Multiaxial elastic, yield and failure behaviour of bonded joints using a hot-curing epoxy film adhesive: analytical and experimental investigation

Abstract

ABSTRACT Film adhesives provide an excellent method for joint manufacturing with minimum waste and highly accurate thickness. Here, the multiaxial behaviour in terms of elasticity, yielding and failure of a hot curing epoxy film adhesive was analytically and experimentally investigated. Butt, scarf and thick adherend shear test joints were tested under static conditions. The variation between normal and shear stress among the different joint types allowed the variation of the multiaxiality using the same experimental set-up with a uniaxial testing machine.
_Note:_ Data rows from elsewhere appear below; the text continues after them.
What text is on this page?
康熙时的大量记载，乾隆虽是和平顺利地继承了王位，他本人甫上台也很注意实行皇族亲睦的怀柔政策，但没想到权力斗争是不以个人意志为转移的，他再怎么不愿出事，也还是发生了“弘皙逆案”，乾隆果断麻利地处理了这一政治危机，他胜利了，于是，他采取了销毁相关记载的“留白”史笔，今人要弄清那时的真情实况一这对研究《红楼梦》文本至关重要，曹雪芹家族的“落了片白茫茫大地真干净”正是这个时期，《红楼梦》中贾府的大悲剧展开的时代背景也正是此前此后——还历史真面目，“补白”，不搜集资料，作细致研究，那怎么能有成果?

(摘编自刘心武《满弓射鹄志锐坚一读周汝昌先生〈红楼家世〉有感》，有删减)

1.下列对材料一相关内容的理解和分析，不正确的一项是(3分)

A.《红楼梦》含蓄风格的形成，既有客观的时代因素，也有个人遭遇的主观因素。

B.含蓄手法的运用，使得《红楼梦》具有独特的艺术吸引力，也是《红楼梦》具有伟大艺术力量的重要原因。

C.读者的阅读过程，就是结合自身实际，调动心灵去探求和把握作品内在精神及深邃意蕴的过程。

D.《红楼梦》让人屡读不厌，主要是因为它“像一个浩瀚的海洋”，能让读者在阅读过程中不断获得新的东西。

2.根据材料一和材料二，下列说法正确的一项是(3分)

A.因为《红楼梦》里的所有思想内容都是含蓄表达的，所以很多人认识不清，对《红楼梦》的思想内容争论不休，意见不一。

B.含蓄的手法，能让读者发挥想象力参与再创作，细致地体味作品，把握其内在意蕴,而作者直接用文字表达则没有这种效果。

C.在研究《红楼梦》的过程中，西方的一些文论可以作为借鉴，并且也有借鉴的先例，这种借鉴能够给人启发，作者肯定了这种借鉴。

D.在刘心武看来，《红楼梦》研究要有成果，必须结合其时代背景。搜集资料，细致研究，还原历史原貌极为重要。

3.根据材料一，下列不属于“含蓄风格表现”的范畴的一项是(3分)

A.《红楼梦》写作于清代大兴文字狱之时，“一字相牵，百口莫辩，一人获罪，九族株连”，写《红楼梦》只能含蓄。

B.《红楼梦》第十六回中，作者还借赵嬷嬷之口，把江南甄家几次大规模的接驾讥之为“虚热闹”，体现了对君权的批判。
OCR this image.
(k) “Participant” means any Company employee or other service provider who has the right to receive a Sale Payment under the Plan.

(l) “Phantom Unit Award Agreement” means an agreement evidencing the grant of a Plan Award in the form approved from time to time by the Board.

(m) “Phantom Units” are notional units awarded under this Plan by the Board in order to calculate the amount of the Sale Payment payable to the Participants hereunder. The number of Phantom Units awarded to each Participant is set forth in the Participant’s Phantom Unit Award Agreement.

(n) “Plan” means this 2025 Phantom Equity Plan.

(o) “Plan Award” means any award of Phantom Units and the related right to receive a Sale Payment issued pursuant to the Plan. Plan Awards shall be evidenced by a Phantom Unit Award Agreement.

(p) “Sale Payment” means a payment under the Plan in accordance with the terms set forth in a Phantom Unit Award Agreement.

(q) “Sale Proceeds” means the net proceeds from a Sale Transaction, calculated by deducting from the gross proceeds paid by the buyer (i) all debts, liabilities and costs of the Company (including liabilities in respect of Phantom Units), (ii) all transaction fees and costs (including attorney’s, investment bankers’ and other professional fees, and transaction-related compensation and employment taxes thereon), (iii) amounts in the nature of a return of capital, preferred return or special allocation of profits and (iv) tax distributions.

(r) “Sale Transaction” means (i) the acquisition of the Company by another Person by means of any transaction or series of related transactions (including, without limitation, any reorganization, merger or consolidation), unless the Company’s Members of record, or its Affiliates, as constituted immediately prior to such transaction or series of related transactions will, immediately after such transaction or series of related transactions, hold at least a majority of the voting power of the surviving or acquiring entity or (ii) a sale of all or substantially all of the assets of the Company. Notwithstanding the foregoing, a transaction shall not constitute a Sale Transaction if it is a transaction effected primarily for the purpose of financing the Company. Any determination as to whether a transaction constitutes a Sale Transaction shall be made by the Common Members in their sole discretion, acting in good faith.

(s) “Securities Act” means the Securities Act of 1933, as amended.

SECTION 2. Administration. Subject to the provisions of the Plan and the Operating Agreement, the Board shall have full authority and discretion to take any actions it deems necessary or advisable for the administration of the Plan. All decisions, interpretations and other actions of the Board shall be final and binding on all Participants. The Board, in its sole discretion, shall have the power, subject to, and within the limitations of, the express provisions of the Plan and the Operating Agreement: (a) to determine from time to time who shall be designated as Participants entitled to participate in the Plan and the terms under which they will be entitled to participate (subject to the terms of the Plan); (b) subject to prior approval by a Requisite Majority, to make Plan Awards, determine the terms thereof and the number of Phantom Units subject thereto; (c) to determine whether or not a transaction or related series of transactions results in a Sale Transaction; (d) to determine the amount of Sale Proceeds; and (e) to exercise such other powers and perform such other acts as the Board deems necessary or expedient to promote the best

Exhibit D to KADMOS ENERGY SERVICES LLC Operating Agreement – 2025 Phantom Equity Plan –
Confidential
A consistent set of elastic constants was obtained by carefully calibrated displacement sensors, proper consideration of adherend elasticity and of lateral strain restrictions. The presentation of the von Mises equivalent stress and the hydrostatic pressure at the point of yield and failure indicated that hydrostatic stresses have a large influence on the static strength of the film adhesive. Failure and yield conditions were formulated based on linear or exponential forms of Drucker-Prager type models. A strain-based failure hypothesis was formulated using the second invariant of the strain deviator, and the first invariant of the strain tensor. Results showed that high values of volumetric strain are detrimental to the strength of the adhesive joints.